Soweit bisher bekannt, herrscht wohl auch im Plagiatsniveau Gefälle. Guttenbergs aufwendig angelegtes, auf die Höchstnote zugeschriebenes und aufgeblasenes Werk ist die Fälschung eines akademischen Betrügers. Koch-Mehrin dagegen fertigte eine anspruchslose Karrieredissertation, schrieb dafür aus Historikerhandbüchern ab und kennzeichnete das nicht, weil es als peinlich gilt.

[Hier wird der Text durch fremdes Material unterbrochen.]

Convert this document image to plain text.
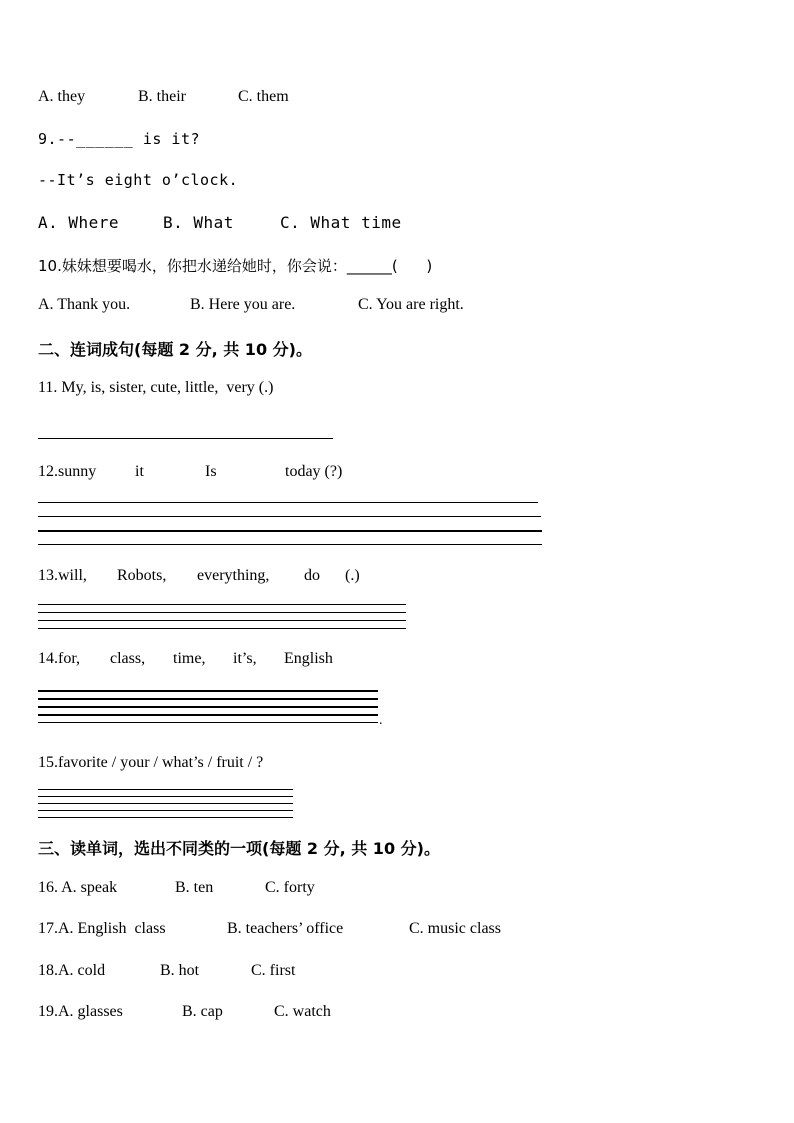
A. they	B. their	C. them
9.--______ is it?
--It’s eight o’clock.
A. Where	B. What	C. What time
10.妹妹想要喝水，你把水递给她时，你会说：______(      )
A. Thank you.	B. Here you are.	C. You are right.
二、连词成句(每题 2 分, 共 10 分)。
11. My, is, sister, cute, little,  very (.)
12.sunny it	Is	today (?)
13.will, Robots, everything, do (.)
14.for, class, time, it’s, English
.
15.favorite / your / what’s / fruit / ?
三、读单词，选出不同类的一项(每题 2 分, 共 10 分)。
16. A. speak	B. ten	C. forty
17.A. English  class	B. teachers’ office	C. music class
18.A. cold	B. hot	C. first
19.A. glasses	B. cap	C. watch
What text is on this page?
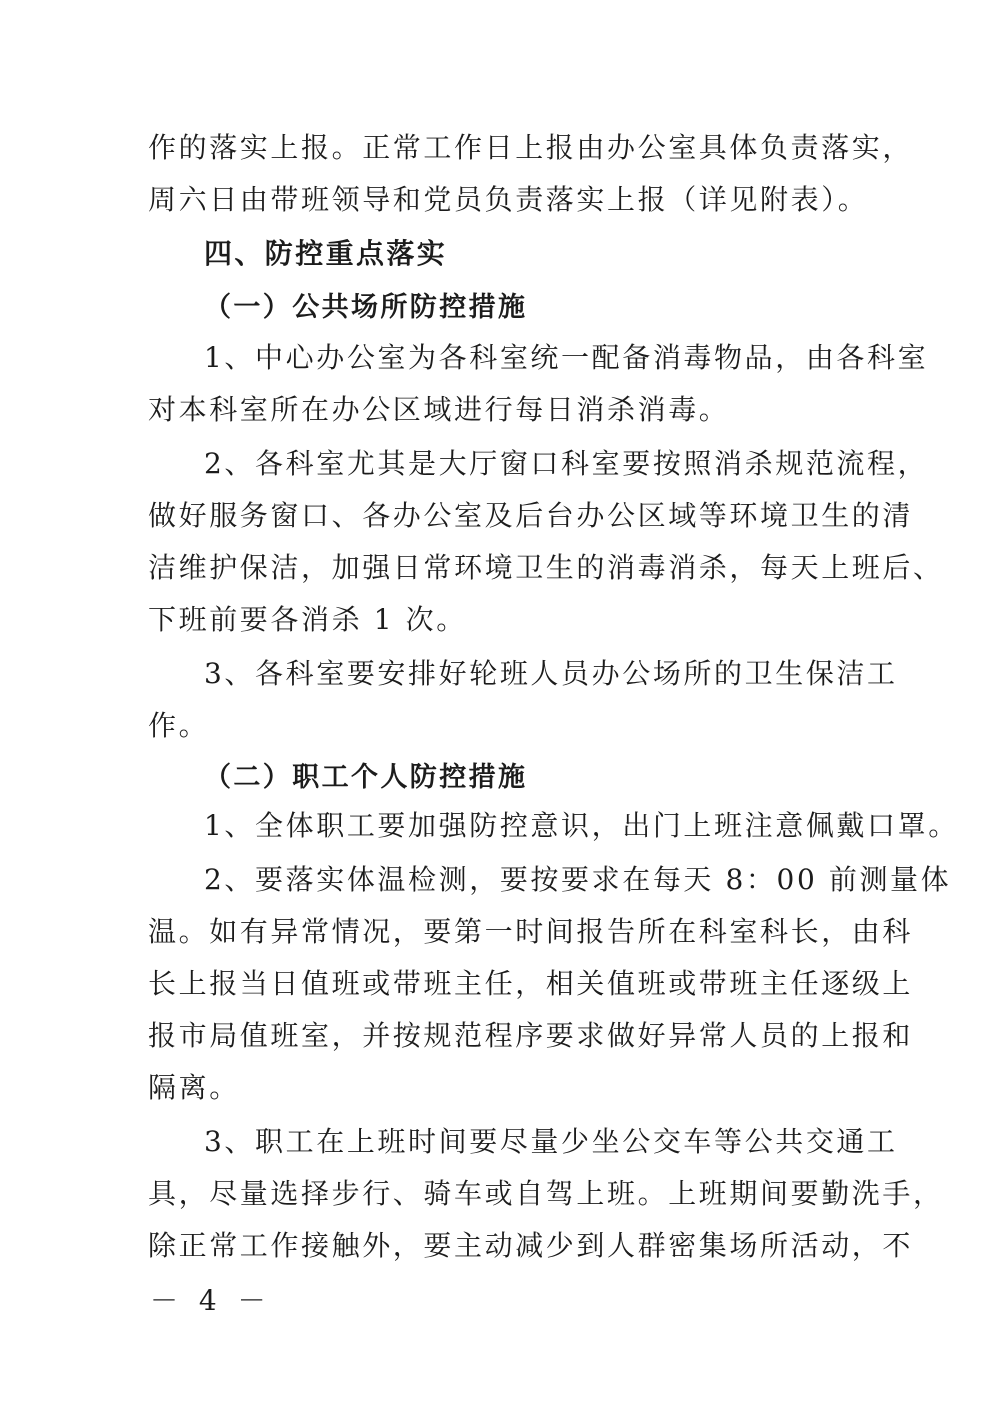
作的落实上报。正常工作日上报由办公室具体负责落实，
周六日由带班领导和党员负责落实上报（详见附表）。
四、防控重点落实
（一）公共场所防控措施
1、中心办公室为各科室统一配备消毒物品，由各科室
对本科室所在办公区域进行每日消杀消毒。
2、各科室尤其是大厅窗口科室要按照消杀规范流程，
做好服务窗口、各办公室及后台办公区域等环境卫生的清
洁维护保洁，加强日常环境卫生的消毒消杀，每天上班后、
下班前要各消杀 1 次。
3、各科室要安排好轮班人员办公场所的卫生保洁工
作。
（二）职工个人防控措施
1、全体职工要加强防控意识，出门上班注意佩戴口罩。
2、要落实体温检测，要按要求在每天 8：00 前测量体
温。如有异常情况，要第一时间报告所在科室科长，由科
长上报当日值班或带班主任，相关值班或带班主任逐级上
报市局值班室，并按规范程序要求做好异常人员的上报和
隔离。
3、职工在上班时间要尽量少坐公交车等公共交通工
具，尽量选择步行、骑车或自驾上班。上班期间要勤洗手，
除正常工作接触外，要主动减少到人群密集场所活动，不
－ 4 －
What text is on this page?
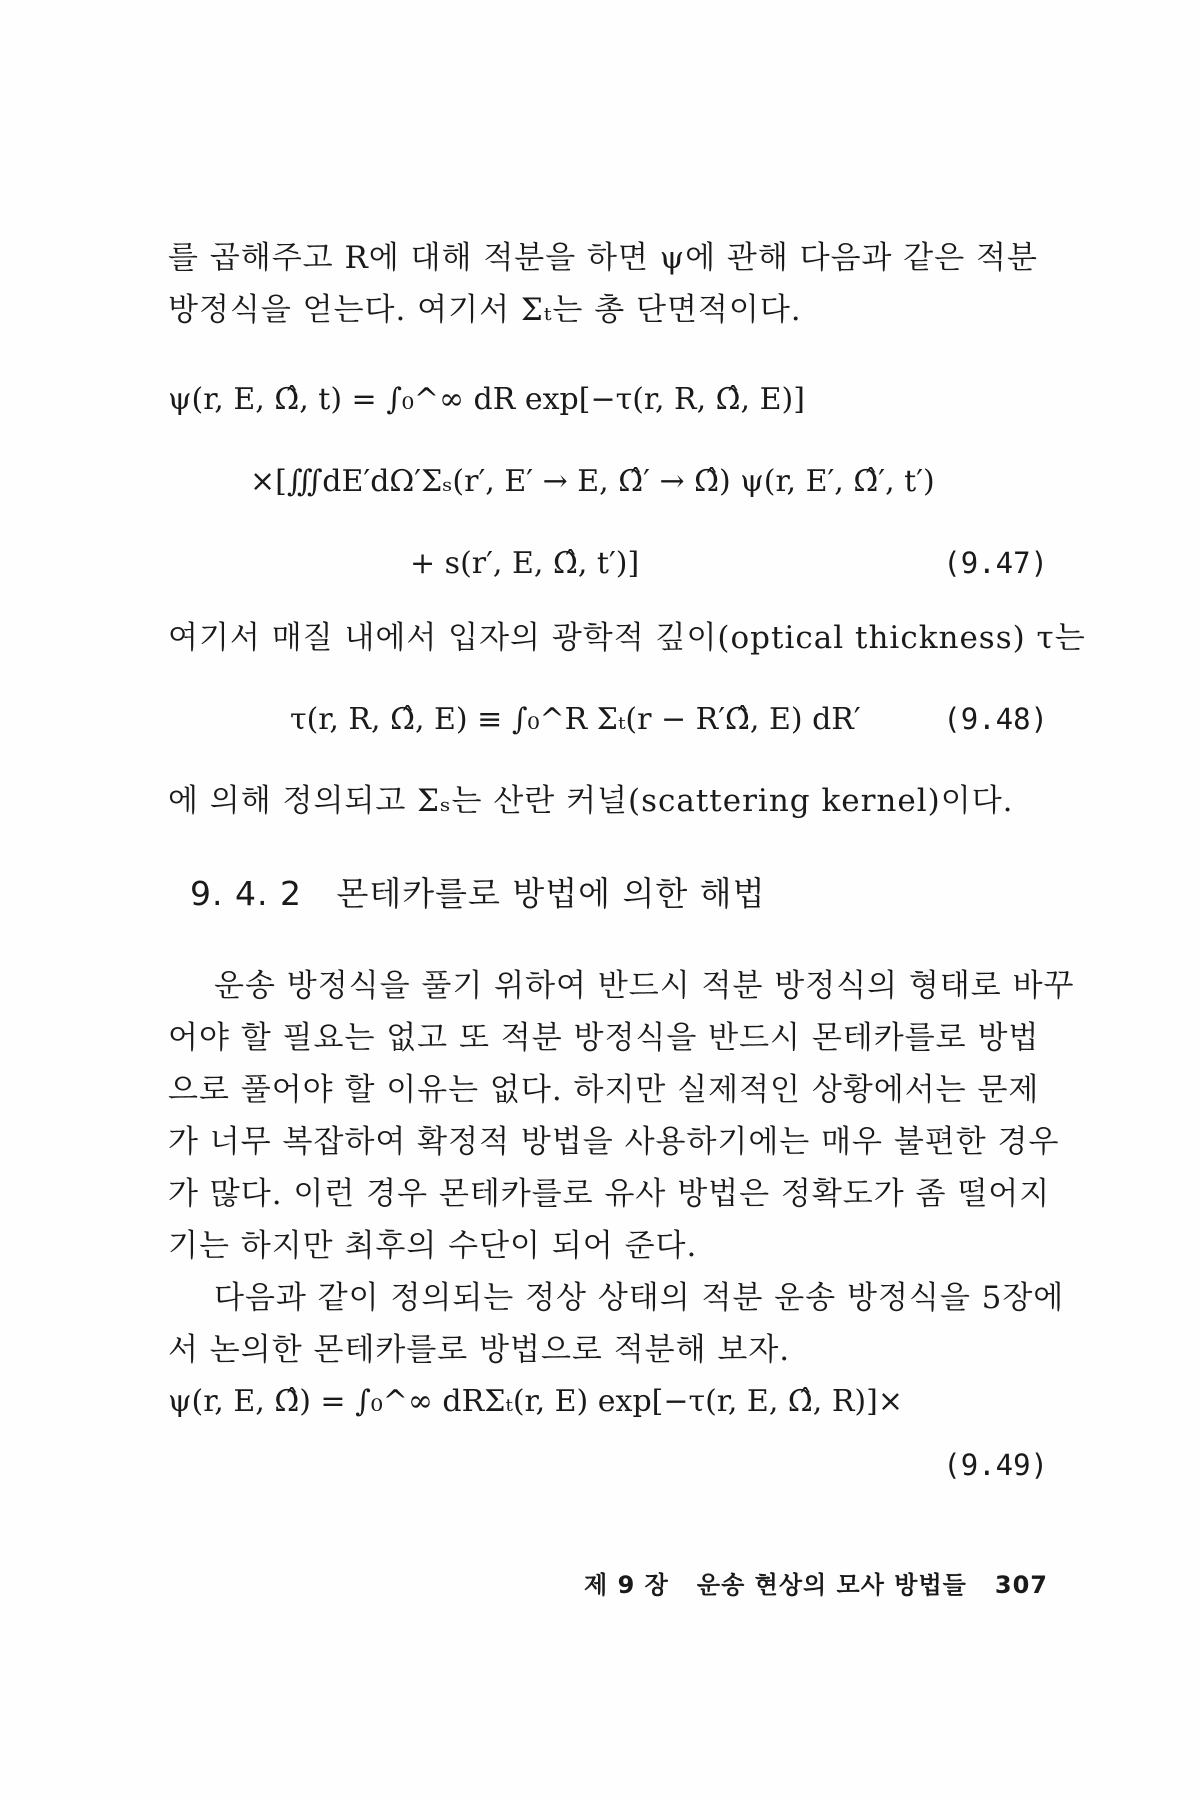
를 곱해주고 R에 대해 적분을 하면 ψ에 관해 다음과 같은 적분
방정식을 얻는다. 여기서 Σₜ는 총 단면적이다.
ψ(r, E, Ω̂, t) = ∫₀^∞ dR exp[−τ(r, R, Ω̂, E)]
×[∭dE′dΩ′Σₛ(r′, E′ → E, Ω̂′ → Ω̂) ψ(r, E′, Ω̂′, t′)
+ s(r′, E, Ω̂, t′)]	(9.47)
여기서 매질 내에서 입자의 광학적 깊이(optical thickness) τ는
τ(r, R, Ω̂, E) ≡ ∫₀^R Σₜ(r − R′Ω̂, E) dR′	(9.48)
에 의해 정의되고 Σₛ는 산란 커널(scattering kernel)이다.
9. 4. 2 몬테카를로 방법에 의한 해법
운송 방정식을 풀기 위하여 반드시 적분 방정식의 형태로 바꾸
어야 할 필요는 없고 또 적분 방정식을 반드시 몬테카를로 방법
으로 풀어야 할 이유는 없다. 하지만 실제적인 상황에서는 문제
가 너무 복잡하여 확정적 방법을 사용하기에는 매우 불편한 경우
가 많다. 이런 경우 몬테카를로 유사 방법은 정확도가 좀 떨어지
기는 하지만 최후의 수단이 되어 준다.
다음과 같이 정의되는 정상 상태의 적분 운송 방정식을 5장에
서 논의한 몬테카를로 방법으로 적분해 보자.
ψ(r, E, Ω̂) = ∫₀^∞ dRΣₜ(r, E) exp[−τ(r, E, Ω̂, R)]×
(9.49)
제 9 장 운송 현상의 모사 방법들 307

Für den Doktorentzug mag das reichen – aber sollen künftig Rücktritte zwingend werden? Müssen alle Politikerdissertationen durchleuchtet, sollten anonyme Internet-Plagiatsjäger mit Medienpreisen dazu angehalten werden? Muss es, wie bei den Stasi-Akten, gar eine Unterlagenbehörde geben, die unsere akademische Vergangenheit aufarbeitet? Wollen wir, dass Promotionsausschüsse das politische Personal bestimmen? Guttenberg war ein Aufsteiger, ein Ausreißer, ein Sonderfall. Was er nicht ist: ein Maßstab.